In November 2023, a public-private partnership (PPP) under the name “Unity Facility” succeeded in establishing a scheme that makes commercial shipping for food exports in the Black Sea insurable at premiums that are significantly lower than before. The model is ground-breaking as it covers ship, indemnity, and political risk (political violence). Since 1 March 2024, this insurance option is extended to transports by ship for all other Ukrainian export goods, with the exception of military goods. Minister Svyrydenko emphasised that exports of iron ore and steel, as well as other goods in container transport, can now also be exported under insurance cover. There are also insurance options against war risks for cargo.
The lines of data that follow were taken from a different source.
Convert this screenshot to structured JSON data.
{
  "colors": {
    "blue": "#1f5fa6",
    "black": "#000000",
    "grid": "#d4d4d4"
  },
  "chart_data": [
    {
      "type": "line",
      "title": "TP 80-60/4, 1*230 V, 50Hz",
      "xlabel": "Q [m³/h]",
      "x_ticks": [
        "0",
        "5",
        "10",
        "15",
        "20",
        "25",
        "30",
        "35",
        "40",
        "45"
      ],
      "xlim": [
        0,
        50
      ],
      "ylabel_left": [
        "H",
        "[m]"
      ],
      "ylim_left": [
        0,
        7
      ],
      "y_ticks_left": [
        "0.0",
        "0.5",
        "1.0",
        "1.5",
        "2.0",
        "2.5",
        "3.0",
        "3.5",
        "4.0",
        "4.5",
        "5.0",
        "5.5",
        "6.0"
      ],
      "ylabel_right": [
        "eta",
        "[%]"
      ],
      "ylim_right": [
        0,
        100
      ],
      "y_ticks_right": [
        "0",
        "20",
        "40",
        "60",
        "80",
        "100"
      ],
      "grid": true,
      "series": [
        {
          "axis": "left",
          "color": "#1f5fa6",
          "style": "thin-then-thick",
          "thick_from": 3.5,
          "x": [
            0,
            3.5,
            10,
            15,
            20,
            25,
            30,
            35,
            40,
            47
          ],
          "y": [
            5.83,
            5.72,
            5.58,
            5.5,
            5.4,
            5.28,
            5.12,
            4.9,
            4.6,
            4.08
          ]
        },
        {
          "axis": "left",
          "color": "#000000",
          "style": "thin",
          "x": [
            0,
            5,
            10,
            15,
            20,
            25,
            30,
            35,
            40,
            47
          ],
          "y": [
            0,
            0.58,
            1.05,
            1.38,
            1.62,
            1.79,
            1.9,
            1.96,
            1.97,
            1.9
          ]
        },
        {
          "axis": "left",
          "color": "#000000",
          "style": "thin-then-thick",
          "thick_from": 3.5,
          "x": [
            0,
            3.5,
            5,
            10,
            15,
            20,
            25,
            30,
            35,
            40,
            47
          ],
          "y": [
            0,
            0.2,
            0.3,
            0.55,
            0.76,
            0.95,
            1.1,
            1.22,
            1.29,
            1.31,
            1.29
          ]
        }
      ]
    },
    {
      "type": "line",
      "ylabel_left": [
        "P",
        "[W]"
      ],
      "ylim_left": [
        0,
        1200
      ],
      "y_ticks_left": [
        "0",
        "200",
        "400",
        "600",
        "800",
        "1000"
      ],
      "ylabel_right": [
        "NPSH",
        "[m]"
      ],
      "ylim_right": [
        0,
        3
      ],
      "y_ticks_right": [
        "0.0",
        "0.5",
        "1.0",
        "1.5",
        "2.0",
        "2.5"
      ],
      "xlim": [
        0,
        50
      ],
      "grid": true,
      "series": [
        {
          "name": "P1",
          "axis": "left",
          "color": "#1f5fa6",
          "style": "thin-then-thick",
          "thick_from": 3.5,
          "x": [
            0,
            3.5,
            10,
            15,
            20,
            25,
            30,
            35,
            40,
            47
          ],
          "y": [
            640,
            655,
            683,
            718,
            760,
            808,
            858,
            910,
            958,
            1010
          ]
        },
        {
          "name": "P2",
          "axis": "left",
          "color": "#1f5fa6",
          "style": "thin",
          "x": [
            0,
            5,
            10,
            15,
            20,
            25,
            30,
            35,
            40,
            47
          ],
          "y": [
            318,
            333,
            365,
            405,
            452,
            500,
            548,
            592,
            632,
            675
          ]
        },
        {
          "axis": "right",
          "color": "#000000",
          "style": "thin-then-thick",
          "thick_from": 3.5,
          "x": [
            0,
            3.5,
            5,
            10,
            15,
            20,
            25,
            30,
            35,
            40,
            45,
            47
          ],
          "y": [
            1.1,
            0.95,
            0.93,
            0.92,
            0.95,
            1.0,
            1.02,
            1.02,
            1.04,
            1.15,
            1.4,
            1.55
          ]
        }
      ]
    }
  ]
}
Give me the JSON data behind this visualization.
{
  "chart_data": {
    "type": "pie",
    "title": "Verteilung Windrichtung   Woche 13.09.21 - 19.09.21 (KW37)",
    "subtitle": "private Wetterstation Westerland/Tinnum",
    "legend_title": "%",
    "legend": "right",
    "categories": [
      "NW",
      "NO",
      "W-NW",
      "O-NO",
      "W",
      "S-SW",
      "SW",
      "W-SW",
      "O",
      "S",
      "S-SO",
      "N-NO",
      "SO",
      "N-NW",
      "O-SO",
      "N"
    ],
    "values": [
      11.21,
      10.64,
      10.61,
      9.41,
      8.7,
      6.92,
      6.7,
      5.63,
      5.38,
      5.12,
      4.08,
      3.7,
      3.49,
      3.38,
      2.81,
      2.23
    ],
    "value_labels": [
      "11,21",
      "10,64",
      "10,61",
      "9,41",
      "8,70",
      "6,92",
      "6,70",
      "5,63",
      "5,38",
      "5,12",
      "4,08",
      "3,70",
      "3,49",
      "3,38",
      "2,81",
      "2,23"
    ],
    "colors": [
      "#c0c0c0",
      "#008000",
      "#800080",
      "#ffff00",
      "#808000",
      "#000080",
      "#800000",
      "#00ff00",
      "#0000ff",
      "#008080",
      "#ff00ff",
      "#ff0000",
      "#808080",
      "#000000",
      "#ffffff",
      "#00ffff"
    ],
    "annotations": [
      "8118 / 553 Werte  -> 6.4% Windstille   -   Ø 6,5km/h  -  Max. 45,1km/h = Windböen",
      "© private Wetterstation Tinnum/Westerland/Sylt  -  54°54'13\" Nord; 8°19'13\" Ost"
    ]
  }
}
A Ukrainian state guarantee fund is formed by letters of credit of USD 10 m each from the two state banks Ukreximbank and Ukrgasbank, which are credit-insured by the Ukrainian state export credit insurance company “EKA” and confirmed by DZ Bank in Frankfurt. The beneficiary of the letters of credit is a pool of 14 insurers in London (Lloyds’). The insurers offer insurance cover up to USD 50 m each for “Hull & Machinery” including “Political Violence” and for “Protection & Indemnity” (P&I) for each ship passage. In the event of a loss, the Ukrainian guarantee fund must first step in (first loss), after which the British insurers are liable with their “excess of loss” cover. Due to the improved risk situation and the state’s joint liability, insurance premiums have been reduced from at times well over 3.0% to initially 1.0-1.25% and now 0.75% of the sum insured.


The Ukrainian endeavours to develop insurance solutions for the risk of war are showing visible success for merchant shipping in the Black Sea. The solutions are innovative in many ways and bring together private providers and state institutions in the form of a public-private partnership. The much more complex aspiration to secure investments in Ukraine’s industry and infrastructure against war risks, which are taking place at various levels, have not yet reached a comparable level of maturity. Based on current knowledge, they are only likely to become practicable with massive financial support from bilateral and multilateral donors and from the Ukrainian state.